An initial scan of community colleges’ public-facing application materials reveals that they indeed have adopted varying requirements. Some schools have adopted a more cautious interpretation of the eligibility requirements, which has made it harder for student parents to get access to grant money.
Generally, all student parents must be a legal North Carolina resident, maintain academic eligibility or meet minimum GPA requirements, and have completed that academic year’s FAFSA application. Some colleges also appear to prioritize single parents, parents that are returning students, and full-time students.
At some colleges, only students enrolled in in-person degree-seeking programs are eligible for child care grant funding. Others have the grant open to both curriculum and continuing education students.
Wright said that despite the fact that CCC&TI’s grant funding supports fewer continuing education students than curriculum students each year, she still sees it being open to both as a “model for the state” because it makes it easier for a student parent seeking child care financial assistance.
“CCC&TI is about removing barriers to resources,” Wright said in an email.
Another barrier CCC&TI removed is requiring student parents to be taking in-person classes.
“We used to not provide child care assistance for online students,” said Dr. Mark Poarch, president of CCC&TI. “And I think the thought at that time was, ‘Well, the parent’s at home with a kid, they really don’t need child care assistance,’ when, in fact, they probably needed it just as much as a student coming to class in person just to be able to focus on their academics.”
Dandridge similarly explained that reevaluating Sandhills’ eligibility requirements, particularly their requirements around DSS reporting, made a big difference in the amount they have been able to spend. In FY 2021-22, Sandhills spent just over $2,100 of their child care grant — roughly 4% of their total allotment. This most recent fiscal year, that number jumped to over $12,500, or about 25% of their total allotment.
To get more money into the hands of her student parents, the question Danbridge asked and answered was: “Are we doing this to ourselves, or is this, in fact, something that they [the state] want us to do? And what we kind of found was that a lot of things we were doing to ourselves, and in turn, we were doing that to the students and just making it a little bit harder when maybe it didn’t need to be.”
Finally, colleges that have been successfully spending all of their grant money have adopted processes that enable them to easily find eligible students and get the grant funding to them.
If they have any leftover grant funding, Carteret Community College reaches out to eligible students and lets them know they can bring in receipts for child care services to be reimbursed if they have not been reimbursed already.
Piedmont Community College keeps a waitlist of eligible students and contacts them as funding becomes available.
“How we get to that almost 100% every year is keeping that waitlist and having someone ready to jump in if anything happens,” explained Shelly Stone-Moye, Director of Student Aid at Piedmont.

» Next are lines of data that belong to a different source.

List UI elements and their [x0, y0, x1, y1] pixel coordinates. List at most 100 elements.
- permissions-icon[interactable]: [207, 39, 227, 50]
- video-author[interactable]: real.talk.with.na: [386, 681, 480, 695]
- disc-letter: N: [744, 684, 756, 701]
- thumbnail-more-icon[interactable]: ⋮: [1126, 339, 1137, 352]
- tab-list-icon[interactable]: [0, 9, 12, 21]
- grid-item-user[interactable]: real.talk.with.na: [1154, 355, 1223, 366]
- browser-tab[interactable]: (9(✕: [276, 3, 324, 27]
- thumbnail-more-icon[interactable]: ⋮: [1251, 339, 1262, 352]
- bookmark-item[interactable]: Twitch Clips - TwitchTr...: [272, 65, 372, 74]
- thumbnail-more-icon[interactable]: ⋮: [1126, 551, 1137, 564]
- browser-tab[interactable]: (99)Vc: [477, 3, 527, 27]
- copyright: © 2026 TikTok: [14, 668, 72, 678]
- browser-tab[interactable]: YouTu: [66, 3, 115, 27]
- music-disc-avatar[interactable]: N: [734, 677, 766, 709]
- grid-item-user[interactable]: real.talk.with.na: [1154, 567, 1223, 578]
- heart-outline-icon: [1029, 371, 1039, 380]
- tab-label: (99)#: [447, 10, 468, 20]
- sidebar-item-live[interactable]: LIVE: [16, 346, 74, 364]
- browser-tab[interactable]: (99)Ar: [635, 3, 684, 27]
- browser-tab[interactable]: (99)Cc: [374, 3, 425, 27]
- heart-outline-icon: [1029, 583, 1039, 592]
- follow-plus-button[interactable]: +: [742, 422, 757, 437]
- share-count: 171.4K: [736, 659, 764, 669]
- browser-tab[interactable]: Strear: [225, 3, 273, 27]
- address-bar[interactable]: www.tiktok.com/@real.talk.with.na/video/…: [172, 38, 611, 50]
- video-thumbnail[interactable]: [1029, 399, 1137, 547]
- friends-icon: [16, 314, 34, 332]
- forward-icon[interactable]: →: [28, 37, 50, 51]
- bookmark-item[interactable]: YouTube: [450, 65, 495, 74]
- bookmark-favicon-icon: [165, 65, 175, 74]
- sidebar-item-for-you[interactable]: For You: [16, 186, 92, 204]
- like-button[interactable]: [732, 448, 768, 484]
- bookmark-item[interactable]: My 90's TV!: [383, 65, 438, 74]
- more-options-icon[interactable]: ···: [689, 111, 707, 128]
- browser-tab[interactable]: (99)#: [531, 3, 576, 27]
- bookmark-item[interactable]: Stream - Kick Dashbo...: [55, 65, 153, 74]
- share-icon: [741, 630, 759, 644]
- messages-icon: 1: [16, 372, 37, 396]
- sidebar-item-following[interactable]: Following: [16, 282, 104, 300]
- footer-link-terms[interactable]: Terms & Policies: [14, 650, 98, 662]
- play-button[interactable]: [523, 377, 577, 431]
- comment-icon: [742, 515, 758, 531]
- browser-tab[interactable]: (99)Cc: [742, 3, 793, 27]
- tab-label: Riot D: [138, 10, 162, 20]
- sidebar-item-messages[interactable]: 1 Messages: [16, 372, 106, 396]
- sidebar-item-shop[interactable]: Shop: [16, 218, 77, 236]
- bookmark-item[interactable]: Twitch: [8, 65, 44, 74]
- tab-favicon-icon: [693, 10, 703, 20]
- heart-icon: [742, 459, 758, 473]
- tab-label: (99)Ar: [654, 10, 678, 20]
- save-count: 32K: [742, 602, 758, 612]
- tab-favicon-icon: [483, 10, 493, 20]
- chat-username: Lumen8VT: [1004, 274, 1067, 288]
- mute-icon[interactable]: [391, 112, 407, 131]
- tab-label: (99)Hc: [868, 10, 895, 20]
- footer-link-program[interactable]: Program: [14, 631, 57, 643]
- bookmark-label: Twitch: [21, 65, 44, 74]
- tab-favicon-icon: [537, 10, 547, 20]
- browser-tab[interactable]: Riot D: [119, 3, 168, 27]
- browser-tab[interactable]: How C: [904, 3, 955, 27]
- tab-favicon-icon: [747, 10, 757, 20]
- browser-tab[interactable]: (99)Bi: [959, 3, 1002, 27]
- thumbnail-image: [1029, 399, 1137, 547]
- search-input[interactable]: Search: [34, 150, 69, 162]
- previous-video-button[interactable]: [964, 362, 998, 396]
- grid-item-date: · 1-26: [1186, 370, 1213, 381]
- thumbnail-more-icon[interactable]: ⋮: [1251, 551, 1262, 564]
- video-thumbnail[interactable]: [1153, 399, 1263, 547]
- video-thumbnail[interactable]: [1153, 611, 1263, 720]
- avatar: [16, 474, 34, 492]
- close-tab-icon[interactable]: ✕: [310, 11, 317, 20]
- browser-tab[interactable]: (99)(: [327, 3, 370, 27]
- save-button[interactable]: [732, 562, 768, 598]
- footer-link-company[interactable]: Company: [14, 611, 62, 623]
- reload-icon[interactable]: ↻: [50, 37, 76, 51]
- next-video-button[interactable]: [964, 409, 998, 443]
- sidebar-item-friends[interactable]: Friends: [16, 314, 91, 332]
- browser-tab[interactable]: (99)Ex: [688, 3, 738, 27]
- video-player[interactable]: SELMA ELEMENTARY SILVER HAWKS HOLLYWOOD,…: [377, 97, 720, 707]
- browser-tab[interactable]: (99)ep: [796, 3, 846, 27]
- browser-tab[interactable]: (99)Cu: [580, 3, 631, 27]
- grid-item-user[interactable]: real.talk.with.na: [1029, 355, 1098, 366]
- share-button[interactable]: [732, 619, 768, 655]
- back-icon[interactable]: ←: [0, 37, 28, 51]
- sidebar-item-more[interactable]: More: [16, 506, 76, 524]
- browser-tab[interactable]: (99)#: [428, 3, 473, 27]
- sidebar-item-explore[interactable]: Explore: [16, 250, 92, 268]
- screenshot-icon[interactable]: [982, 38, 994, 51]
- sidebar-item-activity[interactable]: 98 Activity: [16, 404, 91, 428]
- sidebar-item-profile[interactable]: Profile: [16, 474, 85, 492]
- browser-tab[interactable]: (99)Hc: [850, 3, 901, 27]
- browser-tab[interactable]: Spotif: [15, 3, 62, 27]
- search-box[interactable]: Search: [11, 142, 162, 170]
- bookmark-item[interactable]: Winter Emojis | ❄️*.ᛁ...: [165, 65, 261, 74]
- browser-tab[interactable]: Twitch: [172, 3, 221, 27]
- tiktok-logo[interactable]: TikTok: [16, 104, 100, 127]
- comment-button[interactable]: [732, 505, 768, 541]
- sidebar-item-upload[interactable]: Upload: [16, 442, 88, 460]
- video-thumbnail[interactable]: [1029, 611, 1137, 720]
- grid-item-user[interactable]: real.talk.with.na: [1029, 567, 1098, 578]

Stone-Moye, along with every other community college representative EdNC spoke with, also emphasized the importance of making sure student parents knew the grant was available to them by intentionally marketing the program (think emails, events, flyers), encouraging faculty to point their student parents toward the grant, and by creating a reputation among the student body that their financial aid services are there to help their student parents succeed. Each couldn’t emphasize enough the importance of the grant to their student parents’ persistence and completion.
“Financially, it’s that security that they can continue their education and not get stopped by all of a sudden having to cover a child care bill,” Wright said.